Initial mining and power plan

The planned Serorome coal mine would be in the Central Block, supplying 4.7 million metric sales tonnes annually for at least thirty years to the planned 1,200 MW Mmamabula power station. Open cast mining would be used for 30% of the area, and underground bord and pillar mining for the remainder.[1] Water from the Dikgatlhong Dam, completed in 2012, was expected to supply the coalfield and power station via the North-South Carrier pipeline.[4] In March 2009, CIC Energy announced that it had signed a contract with Shanghai Electric as contractor for engineering, procurement and construction of the Mmamabula Energy Project (MEP), with commercial operations expected to start four years after financing had been arranged. The same month CIC Energy submitted bids to Eskom of South Africa and Botswana Power Corporation to supply electricity.[2]

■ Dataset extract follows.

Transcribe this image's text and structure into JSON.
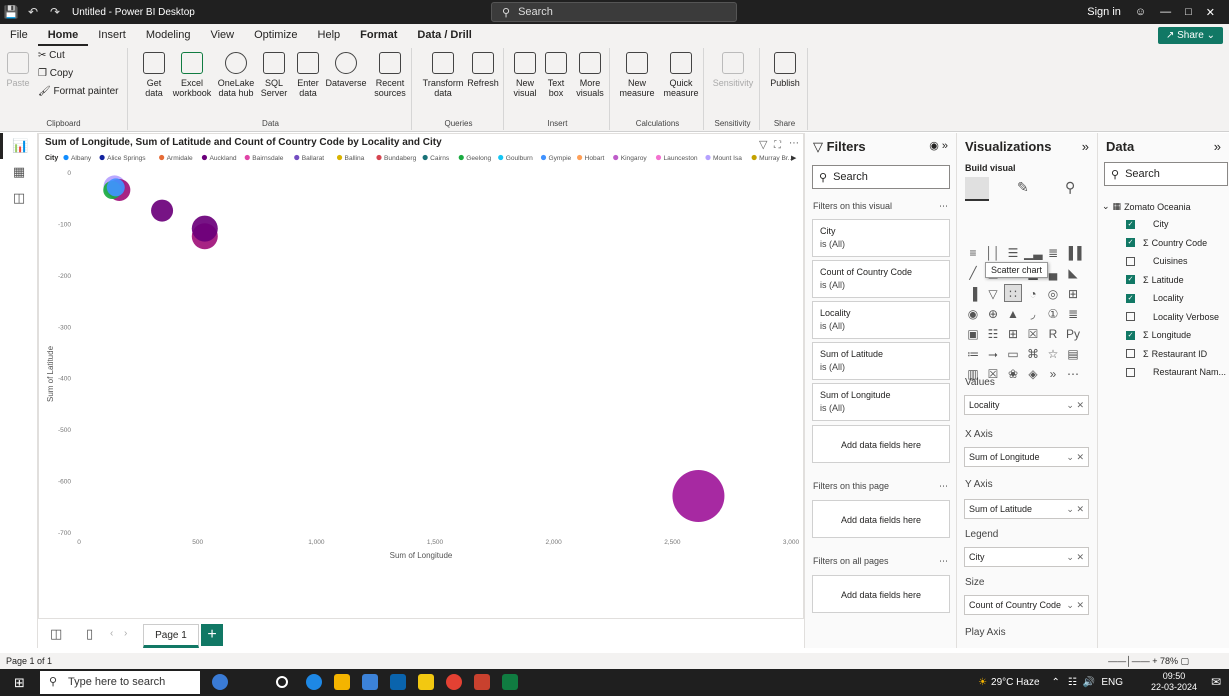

South Africa had a target date to gazette their Integrated Resource Plan (IRP) by September 2010. This would lay out South Africa's strategy for meeting new energy needs from 2013 onward, assumed to include new government-owned facilities and contracts with private suppliers such as CIC Energy. South Africa said they could not commit to any Power Purchasing Agreement (PPA) with CIC before the IRP was approved. The delay would affect Botswana, which needed a portion of the plant's output to meet projected demand.[6] The IRP was eventually completed in May 2011. It did not include any window for purchase of power from Mmamabula before 2019, and then the amounts purchased would be less than 1200 MW. CIC Energy was forced to put the project on hold after investing over C$100 million.[2]

Later developments

Early in 2011 it was reported that JSW Energy of India would take over Mmamabula. This took place in 2012. JSW Energy is a subsidiary of the Jindal Group, chaired by Sajjan Jindal.[7] Later there was speculation that the Chinese would be in the market for the asset. However, lack of high-capacity access to port facilities would be a drawback in exporting coal.[8] A pre-feasibility study for building infrastructure to export 10 million tonnes of coal yearly via Namibia gave estimates of US$2.5 billion for a 1,500 km new railway and US $1.1 billion for a coal terminal and new port facility in either Lüderitz or Walvis Bay.[9] CIC Energy continued to search for a partner or purchaser. In March 2012 the Dutch energy trader Vitol Energy took a 9.1% equity stake in CIC Energy, injecting much-needed operational cash.[10]

With CIC's license coming up for renewal, the Ministry of Minerals, Energy and Water Resources put up the Mmamabula South and Central blocks for tender in June 2012. These blocks held about 670 million tonnes of coal. Bids would be evaluated in part on how quickly the bidder would be able to start exploiting the coal field.[11] However, in August 2012 the government decided to renew CIC's retention licence for the central block, with about 361 million tonnes of coal. A week later the Competition Authority approved a proposed takeover of CIC Energy by Jindal Steel and Power. Jindal requires large supplies of coal for its Indian steel plants. Jindal Steel and Power, chaired by Naveen Jindal, is also a subsidiary of the Jindal Group.[7] In September 2012 it was announced that Jindal Steel and Power was completing a $116 million purchase of CIC Energy, acquiring its rights in the coalfield. Jindal said it planned to invest up to $700 million to develop a coal mine and a 300 MW power plant. It would also develop coal exports from the field, possibly via rail to Mozambique. The deal was conditional on approval by the Minister of Minerals, Energy and Water Resources.[12]

Controversy

In February 2008, David Wheeler of the Center for Global Development published a paper analyzing the carbon dioxide emissions from the Mmamabula power plant, which the World Bank was proposing to help fund. He compared the cost of power to "clean" solar thermal power, and found that a charge of about $35 per ton of carbon dioxide would make the solar alternative economical. He recommended grants from the Bank's Clean Technology Fund for such projects as an alternative to loans for further coal generation that ignored the environmental costs.[13]